Her father hit her rump with a roll of Sunday newspaper.

“I'll take the train to London with you,” he said. Then he offered to make tea with no change of tone.

I don't know why I had assumed that his permanence in the house would be immediate. He had never said so much, though it had been implied, I was sure, that he would stick with me now, until we knew that I was entirely well again. I still thought that way then, that I would be entirely well again. In fact, I had begun to think that the illness, like the other thing, was some sort of aberration, a brief, nasty interlude, soon to be swept away by a cleansing wave of normality. But I wanted Phillip with me in the meantime. Phillip's physical presence was part of the confirmation of this.

When he came back with the tea, pulling a footstool toward my chair to put mine on, I said, “I had in my mind that you would be here this week.”

He sat, balancing his own cup at chest height.

“There are a few loose ends, sweet.

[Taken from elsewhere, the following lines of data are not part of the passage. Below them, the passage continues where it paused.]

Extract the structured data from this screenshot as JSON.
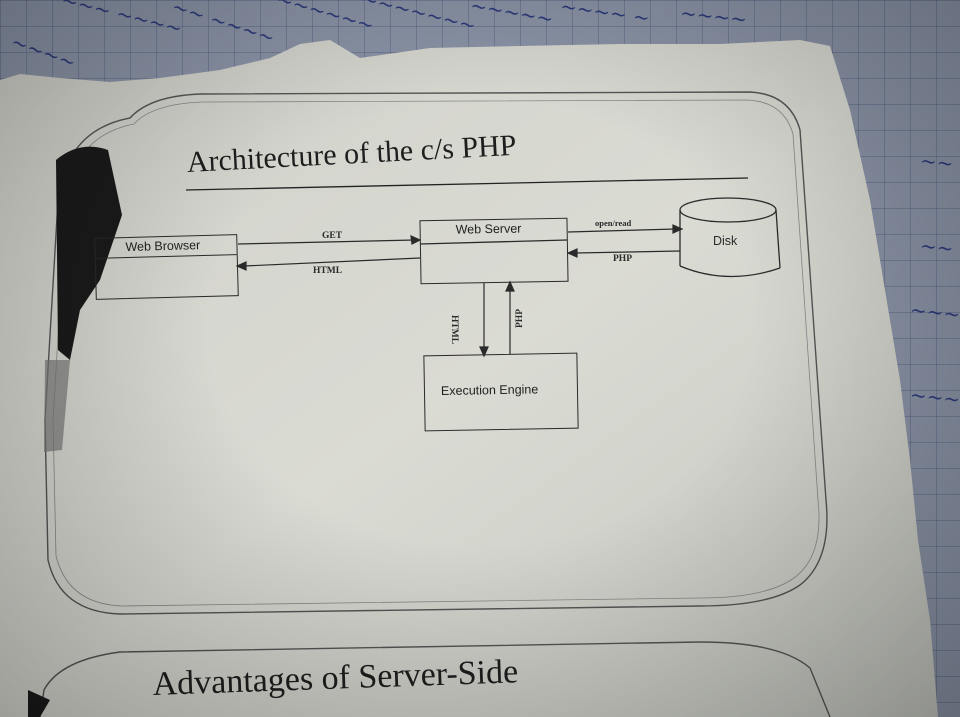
{
  "slide1": {
    "title": "Architecture of the c/s PHP",
    "nodes": {
      "web_browser": "Web Browser",
      "web_server": "Web Server",
      "disk": "Disk",
      "execution_engine": "Execution Engine"
    },
    "arrows": {
      "get": "GET",
      "html_left": "HTML",
      "open_read": "open/read",
      "php_right": "PHP",
      "html_down": "HTML",
      "php_up": "PHP"
    }
  },
  "slide2": {
    "title": "Advantages of Server-Side"
  },
  "colors": {
    "paper": "#dcdcd4",
    "ink": "#2a2a2a",
    "handwriting": "#2c3a7a"
  }
}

I need to get everything tidied up at the office, make sure Carla can cope and Tom's up to speed on everything. That way I'll be able to manage things from here from now on.”

I nodded because, on the face of it, this was perfectly sensible. There was no logical reason why the acid should have begun creeping in my stomach.

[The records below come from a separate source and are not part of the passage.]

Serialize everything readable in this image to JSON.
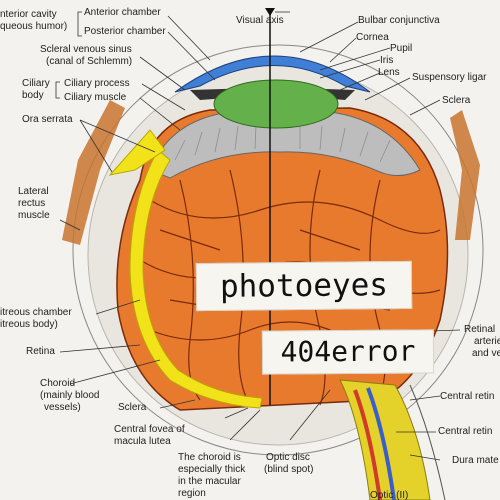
{
  "labels": {
    "anterior_cavity_l1": "nterior cavity",
    "anterior_cavity_l2": "queous humor)",
    "anterior_chamber": "Anterior chamber",
    "posterior_chamber": "Posterior chamber",
    "scleral_sinus_l1": "Scleral venous sinus",
    "scleral_sinus_l2": "(canal of Schlemm)",
    "ciliary_body_l1": "Ciliary",
    "ciliary_body_l2": "body",
    "ciliary_process": "Ciliary process",
    "ciliary_muscle": "Ciliary muscle",
    "ora_serrata": "Ora serrata",
    "lateral_rectus_l1": "Lateral",
    "lateral_rectus_l2": "rectus",
    "lateral_rectus_l3": "muscle",
    "vitreous_l1": "itreous chamber",
    "vitreous_l2": "itreous body)",
    "retina": "Retina",
    "choroid_l1": "Choroid",
    "choroid_l2": "(mainly blood",
    "choroid_l3": "vessels)",
    "sclera_bottom": "Sclera",
    "fovea_l1": "Central fovea of",
    "fovea_l2": "macula lutea",
    "choroid_thick_l1": "The choroid is",
    "choroid_thick_l2": "especially thick",
    "choroid_thick_l3": "in the macular",
    "choroid_thick_l4": "region",
    "optic_disc_l1": "Optic disc",
    "optic_disc_l2": "(blind spot)",
    "visual_axis": "Visual axis",
    "bulbar_conjunctiva": "Bulbar conjunctiva",
    "cornea": "Cornea",
    "pupil": "Pupil",
    "iris": "Iris",
    "lens": "Lens",
    "suspensory": "Suspensory ligar",
    "sclera_right": "Sclera",
    "retinal_arteries_l1": "Retinal",
    "retinal_arteries_l2": "arteries",
    "retinal_arteries_l3": "and vei",
    "central_retin_1": "Central retin",
    "central_retin_2": "Central retin",
    "dura_mater": "Dura mate",
    "optic_bottom": "Optic (II)"
  },
  "stickers": {
    "top": "photoeyes",
    "bottom": "404error"
  },
  "colors": {
    "background": "#f4f2ee",
    "cornea": "#3f7fd6",
    "lens": "#64b04a",
    "choroid": "#e87a2e",
    "vessels": "#7a2a0c",
    "retina": "#f2e21a",
    "ciliary": "#bdbdbd",
    "muscle": "#c8742e",
    "nerve": "#e4d22a",
    "artery": "#d23a2a",
    "vein": "#3b5fc8"
  }
}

“Anyway,” he went on, putting his cup on the floor at his side, leaning back, casual now, “you're seeing Sonia tomorrow. I'm sure she'd stay”—his tone softened then—“if you don't want to be on your own. It's only two nights, though,” he added. “I'll be back on Tuesday.”

I reassured him, I would be fine. Sonia would certainly stay if I asked her and perhaps I would, but there were things I wanted to get done before next week, the hospital week, so a day or two to myself would be useful.

Chloe had gone off by then, to get her jacket and comb her hair I suppose, and Phillip and I slipped effortlessly into the kind of conversation—about packing, and train times, and what's for supper—that people have in marriages. I cannot remember a word of it, though only a few months separate me from that afternoon and now, and yet I do recall, with sunlit clarity, every detail of every moment that I spent with another man twenty-three years ago.

• • •

It was Richard Luke who collected me that long-ago Sunday after Maria's party in a big navy Buick with ivory leather seats. He patted the dashboard affectionately. Good cars, he told me, Buicks. His father had sworn by them.

The car cruised along smoothly till the buildings began to thin out and huddle together. There was a rubbish dump at the edge of town, a gaudy tangle of trash, bordered at the back by a billboard advertising cigarettes. Children, boys mostly, played on the road nearby—improvised games with stones and cans. Richard slowed and gave the horn a mild slap with the flat of his hand. A woman, scavenging, looked up briefly and the children scattered then chased after the car, laughing and shouting, as we pulled off again. Richard glanced in the rearview mirror. He had two boys of his own, he said. He gave me a look that implied he knew an awful lot about boys.